Les Juifs du monde entier commémorent ceci chaque année en prenant tous leurs repas durant sept jours dans des « Souccot ».
L’autre Mitsva de Souccot est de bénir ensemble les quatre espèces : le Loulav (branche de palmier), l’Ethrog (cédrat de Calabre), les Hadassim (branches de myrthe) et les Aravot (branches de saule).
Durant la Seconde Guerre Mondiale, l’armée nazie avait conquis la région de Kovno. Des centaines de milliers de familles juives furent parquées dans le ghetto dans des conditions effroyables de promiscuité et de famine.
Avec toutes les destructions et les bombardements alentour, les réfugiés du ghetto avaient à leur disposition bien trop de bois, suffisamment pour construire leurs Souccot.
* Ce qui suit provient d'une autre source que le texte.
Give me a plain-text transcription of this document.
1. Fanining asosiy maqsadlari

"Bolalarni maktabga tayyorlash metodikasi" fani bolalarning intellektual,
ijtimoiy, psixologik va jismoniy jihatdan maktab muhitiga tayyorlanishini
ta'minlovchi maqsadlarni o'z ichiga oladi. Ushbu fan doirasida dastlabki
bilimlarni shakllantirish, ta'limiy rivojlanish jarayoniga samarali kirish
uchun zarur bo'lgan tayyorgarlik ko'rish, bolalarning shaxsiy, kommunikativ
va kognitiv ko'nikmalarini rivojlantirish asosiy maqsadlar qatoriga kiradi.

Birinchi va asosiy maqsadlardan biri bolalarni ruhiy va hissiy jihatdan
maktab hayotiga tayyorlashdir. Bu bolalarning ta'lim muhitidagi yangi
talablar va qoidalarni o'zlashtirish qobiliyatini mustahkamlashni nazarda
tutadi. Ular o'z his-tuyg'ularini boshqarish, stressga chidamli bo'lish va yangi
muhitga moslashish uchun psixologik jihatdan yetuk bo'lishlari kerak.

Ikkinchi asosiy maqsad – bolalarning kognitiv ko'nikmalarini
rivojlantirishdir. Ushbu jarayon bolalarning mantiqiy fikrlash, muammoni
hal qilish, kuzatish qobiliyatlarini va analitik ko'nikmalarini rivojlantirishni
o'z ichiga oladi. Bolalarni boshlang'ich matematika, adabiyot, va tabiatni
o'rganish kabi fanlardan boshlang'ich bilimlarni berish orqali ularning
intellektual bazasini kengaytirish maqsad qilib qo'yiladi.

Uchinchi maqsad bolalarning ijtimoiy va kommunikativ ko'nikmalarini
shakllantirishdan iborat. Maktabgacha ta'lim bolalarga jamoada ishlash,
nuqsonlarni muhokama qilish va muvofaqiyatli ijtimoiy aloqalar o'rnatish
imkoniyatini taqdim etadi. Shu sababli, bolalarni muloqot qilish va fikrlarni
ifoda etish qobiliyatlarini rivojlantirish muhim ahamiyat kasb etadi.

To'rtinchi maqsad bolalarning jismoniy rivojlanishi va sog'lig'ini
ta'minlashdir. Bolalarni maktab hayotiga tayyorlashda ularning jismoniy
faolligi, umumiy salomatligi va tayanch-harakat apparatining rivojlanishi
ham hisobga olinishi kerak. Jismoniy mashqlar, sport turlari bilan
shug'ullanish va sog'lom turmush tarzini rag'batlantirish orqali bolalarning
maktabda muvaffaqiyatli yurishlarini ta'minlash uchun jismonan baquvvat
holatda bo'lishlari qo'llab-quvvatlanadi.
Mais comment se procureraient-ils les quatre espèces ?
Un événement inexplicable se produisit alors. Les Allemands savaient qu’à Vilna et Kovno se trouvaient des usines qui pourraient être mises à contribution pour l’effort de guerre. Ils obligèrent donc les Juifs à travailler comme esclaves pour produire les armes et les bombes. Les ouvriers devaient aussi réparer les machines.
Quelques jours avant Souccot 1943, les Juifs de Kovno se demandaient comment pourraient-il réciter la bénédiction « Chéhé’héyanou » (« Qui nous a fait vivre ») sur la Mitsva des Quatre Espèces : c’était la prière de la vie !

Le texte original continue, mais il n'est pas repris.